Apache HTTP Zero-day CVE-2021-41773 fix Bypassed With CVE-2021-42013

Apache Path Traversal Vulnerabilities (CVE-2021-41773) bypass and achieve another RCE

A couple of days back we have reportedPath Traversal Vulnerabilities (CVE-2021-41773) in Apache HTTP Server 2.4.49, which was exploited in wild. As soon as the details of the bug were revealed PoC exploit of vulnerability was released. An attacker could use a path traversal attack to map URLs to access files outside the document root directory of web servers based on Apache. 

Apache developer team patched the bug and released the latest version 2.4.50. A security researcher, Shungo Kumasaka have found a way to bypass the fix of CVE-2021-41773. In the blog post, he detailed his finding.

In Apache HTTP Server 2.4.49, as introduced, the process of checking " .. " is included but this checking process missed some consideration for the percent-encoded ". " String. This allowed path traversal when the percent-encoded " . ", " % 2E " and " % 2e " were used.
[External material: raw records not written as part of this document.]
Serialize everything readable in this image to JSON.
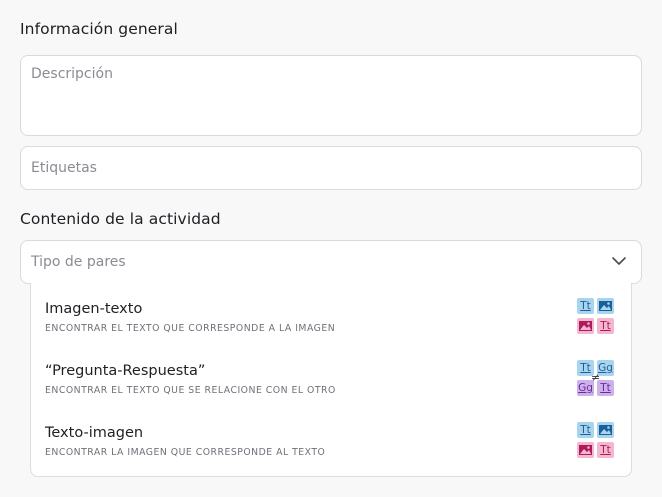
{
  "general": {
    "title": "Información general",
    "description_placeholder": "Descripción",
    "tags_placeholder": "Etiquetas"
  },
  "content": {
    "title": "Contenido de la actividad",
    "pair_type_placeholder": "Tipo de pares",
    "options": [
      {
        "title": "Imagen-texto",
        "description": "ENCONTRAR EL TEXTO QUE CORRESPONDE A LA IMAGEN",
        "icon": "image-text-pair-icon"
      },
      {
        "title": "“Pregunta-Respuesta”",
        "description": "ENCONTRAR EL TEXTO QUE SE RELACIONE CON EL OTRO",
        "icon": "question-answer-pair-icon"
      },
      {
        "title": "Texto-imagen",
        "description": "ENCONTRAR LA IMAGEN QUE CORRESPONDE AL TEXTO",
        "icon": "text-image-pair-icon"
      }
    ]
  },
  "icon_glyphs": {
    "text": "Tt",
    "letters": "Gg",
    "not_equal": "≠"
  },
  "colors": {
    "tile_blue": "#a9d4ee",
    "tile_pink": "#f3b7cf",
    "tile_purple": "#cfb1e9",
    "border": "#d9d9de"
  }
}
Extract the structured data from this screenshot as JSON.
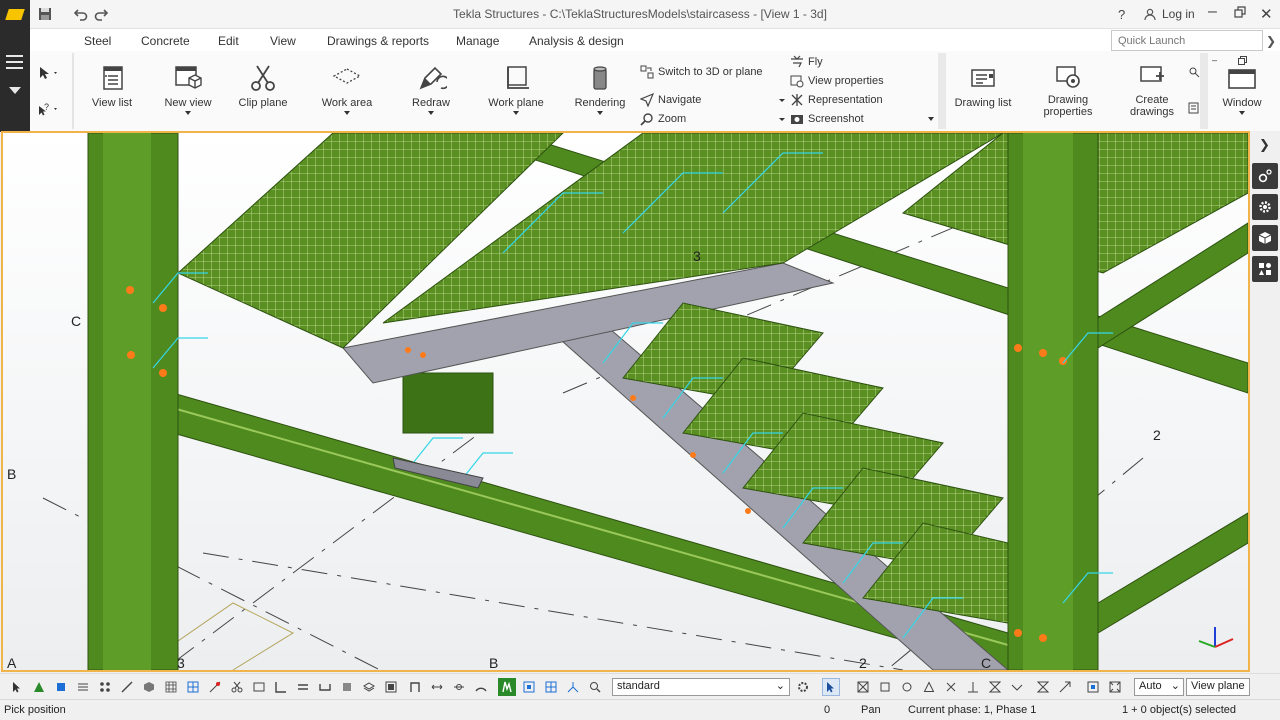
{
  "titlebar": {
    "title": "Tekla Structures - C:\\TeklaStructuresModels\\staircasess - [View 1 - 3d]",
    "help": "?",
    "user": "Log in"
  },
  "menu": {
    "items": [
      "Steel",
      "Concrete",
      "Edit",
      "View",
      "Drawings & reports",
      "Manage",
      "Analysis & design"
    ],
    "active": "View"
  },
  "quick_launch": {
    "placeholder": "Quick Launch"
  },
  "ribbon": {
    "view_list": "View list",
    "new_view": "New view",
    "clip_plane": "Clip plane",
    "work_area": "Work area",
    "redraw": "Redraw",
    "work_plane": "Work plane",
    "rendering": "Rendering",
    "switch_3d": "Switch to 3D or plane",
    "navigate": "Navigate",
    "zoom": "Zoom",
    "fly": "Fly",
    "view_properties": "View properties",
    "representation": "Representation",
    "screenshot": "Screenshot",
    "drawing_list": "Drawing list",
    "drawing_properties_1": "Drawing",
    "drawing_properties_2": "properties",
    "create_drawings_1": "Create",
    "create_drawings_2": "drawings",
    "window": "Window"
  },
  "grid_labels": {
    "c_left": "C",
    "b_left": "B",
    "a_bottom": "A",
    "three_bottom": "3",
    "b_bottom": "B",
    "two_bottom": "2",
    "c_bottom": "C",
    "two_right": "2",
    "three_top": "3"
  },
  "toolbar": {
    "filter": "standard",
    "snap_mode": "Auto",
    "plane": "View plane"
  },
  "status": {
    "prompt": "Pick position",
    "counter": "0",
    "mode": "Pan",
    "phase": "Current phase: 1, Phase 1",
    "selection": "1 + 0 object(s) selected"
  },
  "colors": {
    "steel": "#4f8a1f",
    "accent": "#f0a30a",
    "stair": "#9a9aa8",
    "bolt": "#ff7b1a",
    "dim": "#35d6e8"
  }
}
In Apache HTTP Server 2.4.50 , the processing has been changed so that " % 2E " and " % 2e " are also checked. As a result of this change (fix of CVE-2021-41773), it now responds with a " 400 Bad Request " to path traversals using " % 2E " and " % 2e ".

From above he noticed that the evaluation pattern for the path was fixed. Therefore, he evaluated whether the countermeasures work for character strings other than " % 2E " and " % 2e ". Later on, he found that percent-encoding is evaluated recursively. For example - " %% 35% 66 " is converted to " % 5f " and interpreted as " _ "

So based on the above scenario he managed to create the attack code and tested it on Apache HTTP Server 2.4.50. With his crafted attack code, he successfully bypass the CVE-2021-41773 fix on Apache HTTP Server 2.4.50. 

Kumasaka contacted the Apache Security Team with his bypass and PoC exploit. Apache team confirmed the bypass and released another fix with version 2.4.51, also they allotted this bypass with CVE as CVE-2021-42013.

Finally, Kumasaka recommended all admins who are using Apache HTTP Server 2.4.49 or 2.4.50 to upgrade the server to 2.4.51. If you cannot upgrade, you can avoid it by setting Apache HTTP Server so that the directory outside DocumentRoot is " require all denied " as described in the Apache advisory. However, it is recommended to upgrade because there is a possibility that a vulnerability may occur due to the omission of consideration in the configuration file.